なぜ具体的なサービスを希望するのかを考えよう

 初めて介護保険を利用する人が、例えばデイサービスに行きたいとか、ヘルパーさんを頼みたいと、具体的な希望を述べたとします。希望の通りに申し出のあったサービスを組むのは、少し待ってください。「なぜ、そのサービスを希望するのか」「本人のニーズに合っているのか」について考えましたか?
 利用者のなかには、友達が利用していて誘われたからとか、そのサービスのことしか知らずに口にしている人もいます。ケアマネジャーから見ても、そのサービスが妥当性の高いものだと考えたのであれば、もちろんそれで構いませんが、この段階を踏まずにサービス調整を始めてはいけないのです。

相手の話を聞くとはどういうことだろう?

 ケアマネジャーは利用者・家族から話を聞いて、その意向をつかみ、援助方針を立ててケアプランを作る仕事をしています。その最初にすること=「話を聴く」ということですが、単に「聞く」のではないのです。つまり相手の言葉を「聞く」、表面的な内容を受け止めることと同時に、その発言の意図や背景を理解しようと考えながら「聴く」ことが必要なのです。
 加えて、多くの場合、人は常に本音を話すとは限りません。むしろその場にふさわしいかどうか、相手が理解してくれるかどうかなどを考えながら、話す内容や表現を変えているはずです。まして、初対面であればなおさら本音は隠して、当たり障りのない話になりがちです。
 私たちがどんなにアセスメントのために話を聴きたいことや、それが必要な理由を熱心に伝えたとしても、まだよく知らない相手に自分のできない部分や隠しておきたい部分を話すことには抵抗があるものです。
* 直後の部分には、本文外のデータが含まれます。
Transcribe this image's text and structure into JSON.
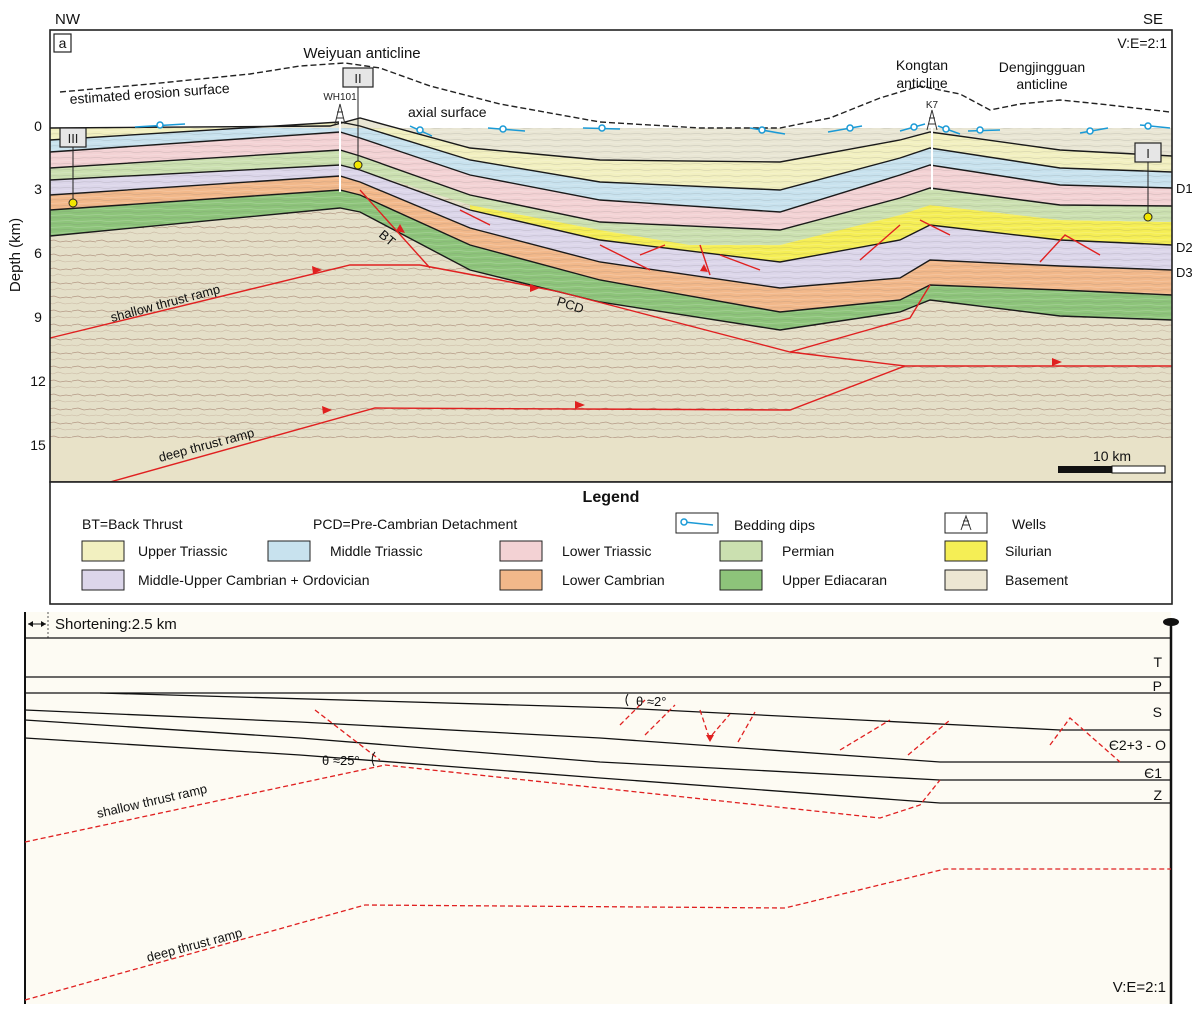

そうした気持ちを理解し、たとえ事前情報と違っていたとしてもそれを指摘するのではなく、違っていることを一つの情報として理解して聞くことが大切です。

御用聞きがだめな理由

 具体的なサービスを利用したいというのも、介護保険のことをよく知らない自分を隠すためかもしれませんし、反対に過度な期待を寄せているからかもしれません。ですから、まず相手の話をよく聞き、その背景にあるものをつかもうとしなくてはならないのです。
 「本人や家族が希望したから」と相手の望む通りのケアプランを作るのではなく、よく相手の話を聴いて、そのサービスの利用が必要なのかどうかを考え、それを相手にきちんと説明できるように、準備をしていきましょう。それが相談援助の専門職がもつべき最初の心構えです。